Não se poderia, porém, deixar de notar que essas condenações pressupunham ser a praxe dos juros extorsiva e acabrunhadora para os pobres. Não visavam circunstâncias especiais, que pudessem legitimar a cobrança de moderada taxa suplementar.
As primeira vozes a se insurgir perentoriamente contra o ponto de vista negativo foram as de Calvino (+ 1564) e Carlos du Moulin (+ 1566), enquanto Lutero reprovava os juros. O primeiro, negando que o dinheiro seja um bem improdutivo, comparava-o a um campo ou uma casa, bens férteis para o seu proprietário; daí deduzia que, assim como não é pecado alugar uma casa, também  não será iníquo emprestar dinheiro a juros; só se poderia falar de pecado em casos de taxas exageradas.
Um século mais tarde, C. Saumaise (+ 1653) reforçou a posição de Calvino, afirmando dois princípios: o uso do dinheiro pode ser vendido; o preço desse uso deve ser determinado pela vontade livre dos interessados. A nova tese foi angariando adeptos cada vez mais numerosos entre católicos e protestantes, que apelavam para novos costumes comerciais e novas modalidades de contratos da era moderna. O Papa Inocêncio XI em 1679 ainda condenou sentenças diretamente favoráveis aos juros (cf.
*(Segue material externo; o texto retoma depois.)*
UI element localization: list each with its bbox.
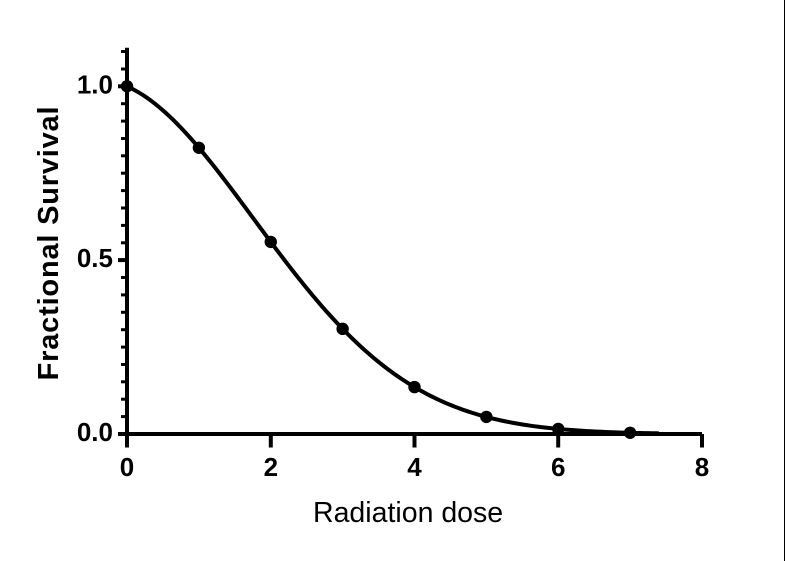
svg-text:0.0: 0.0 xyxy=(77,417,113,447)
svg-text:8: 8 xyxy=(695,452,709,482)
svg-text:2: 2 xyxy=(264,452,278,482)
svg-text:0: 0 xyxy=(120,452,134,482)
svg-text:1.0: 1.0 xyxy=(77,69,113,99)
svg-text:0.5: 0.5 xyxy=(77,243,113,273)
svg-text:4: 4 xyxy=(407,452,422,482)
svg-text:6: 6 xyxy=(551,452,565,482)
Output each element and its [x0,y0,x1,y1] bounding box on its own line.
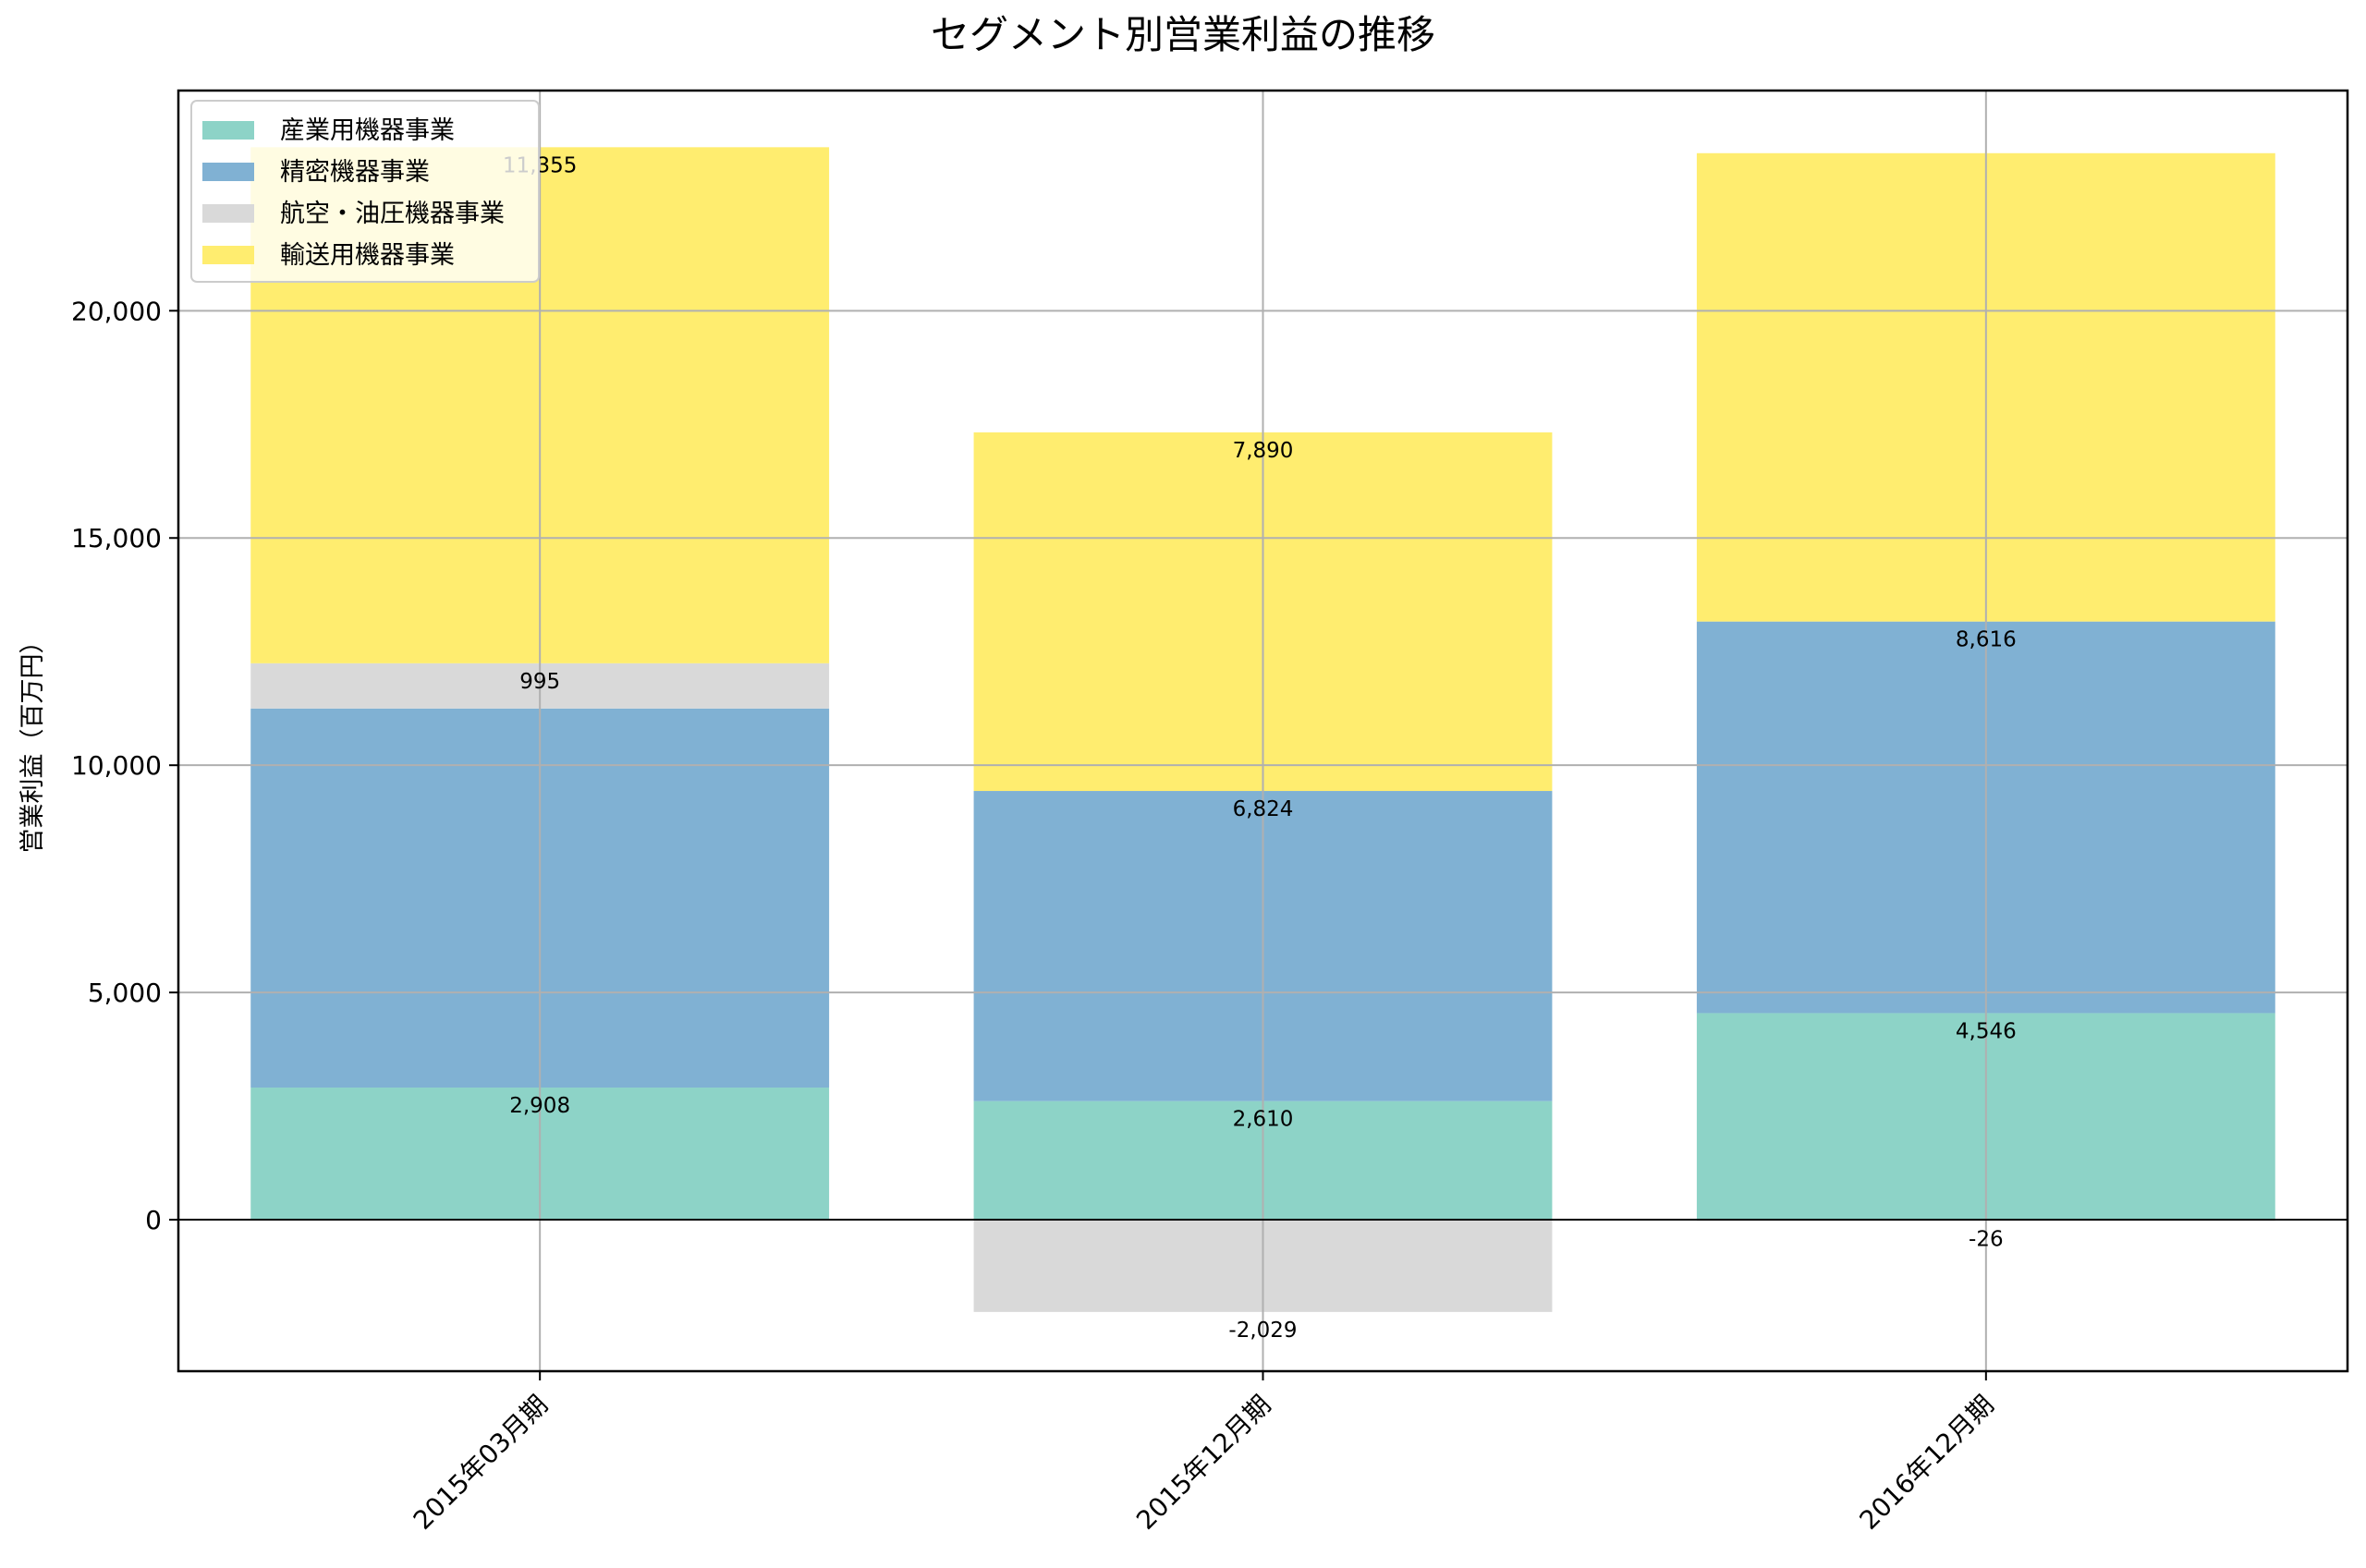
data-label-s0-c2: 4,546 [1956,1019,2017,1043]
data-label-s3-c1: 7,890 [1233,439,1294,463]
x-tick-label-0: 2015年03月期 [408,1390,554,1536]
legend-label-0: 産業用機器事業 [280,116,455,145]
y-tick-label-4: 20,000 [71,296,162,326]
chart-title: セグメント別営業利益の推移 [931,12,1435,57]
legend-box [190,100,540,283]
legend-swatch-2 [202,204,254,223]
y-tick-label-1: 5,000 [88,978,162,1008]
y-tick-label-3: 15,000 [71,523,162,553]
data-label-s2-c1: -2,029 [1228,1319,1297,1343]
y-tick-label-0: 0 [145,1205,162,1235]
legend-swatch-1 [202,163,254,181]
legend-label-3: 輸送用機器事業 [280,241,455,270]
data-label-s2-c2: -26 [1969,1227,2004,1251]
data-label-s0-c0: 2,908 [509,1094,570,1118]
data-label-s0-c1: 2,610 [1233,1108,1294,1132]
x-tick-label-2: 2016年12月期 [1853,1390,1999,1536]
data-label-s1-c2: 8,616 [1956,628,2017,652]
legend-swatch-0 [202,121,254,140]
legend-label-2: 航空・油圧機器事業 [280,200,505,228]
legend-swatch-3 [202,246,254,264]
data-label-s2-c0: 995 [519,670,560,694]
x-tick-label-1: 2015年12月期 [1130,1390,1276,1536]
data-label-s1-c1: 6,824 [1233,797,1294,821]
y-axis-label: 営業利益（百万円） [18,629,47,854]
y-tick-label-2: 10,000 [71,750,162,781]
legend-label-1: 精密機器事業 [280,158,430,187]
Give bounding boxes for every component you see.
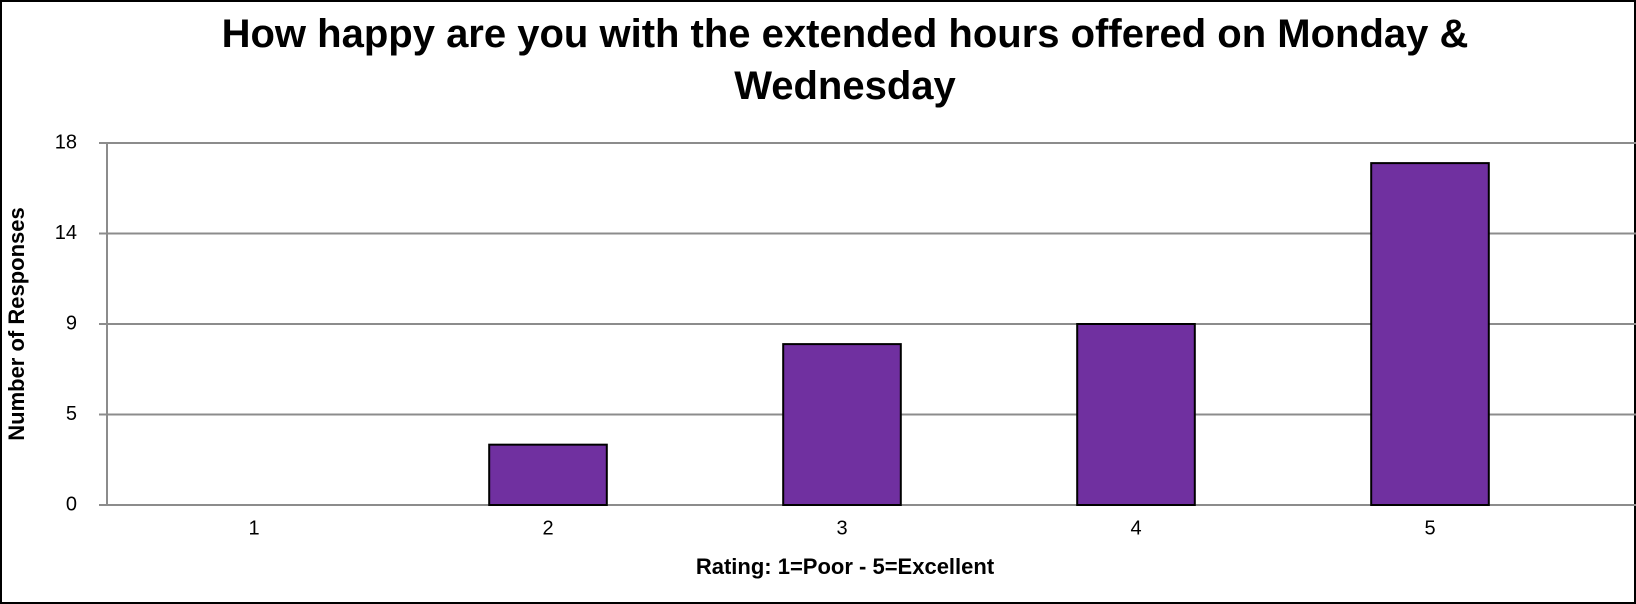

Denzinger, Ench. 1190s). Nos decênios seguintes foram-se sucedendo as opiniões antagônicas sobre o assunto, com vantagem, porém, para a tese da felicidade, que se ia tornando cada vez mais comum. O estado de coisas provocou nova intervenção pontifícia: a cidade de Verona fizeram um empréstimo a juros de 4%; o fato foi referido em memorial ao Papa Bento XIV por um de seus amigos; o Pontífice então, que era grande jurista, resolveu empreender estudo aprofundado da questão e, após madura deliberação, escreveu a encíclica "Vix pervenit" de 1º de novembro de 1745: acentuou mais uma vez as razões contrárias aos juros; reconhecia, porém, que, no caso alguém sofresse conseqüências penosas do empréstimo de dinheiro, poderia a este título exigir justa compensação. Contudo a controvérsia não cessou, e a praxe dos juros se foi alastrando cada vez mais, até que, a partir do século passado, o problema tomou nova configuração e conseqüentemente mereceu nova solução, a solução vigente em nossos dias.
Note-se ainda que no fim do séc. XVIII a Assembléia Constituinte Francesa introduziu na linguagem oficial dos juristas a distinção entre juros (intérêts, Zins)  e outra (usure, Wucher), distinção hoje comumente adotada; fala-se de juros quando se cobra taxa legal (reconhecida pelo Estado), ao passo que a usura significa extorsão.
2. Examinemos agora os princípios a ser aplicados na solução do problema.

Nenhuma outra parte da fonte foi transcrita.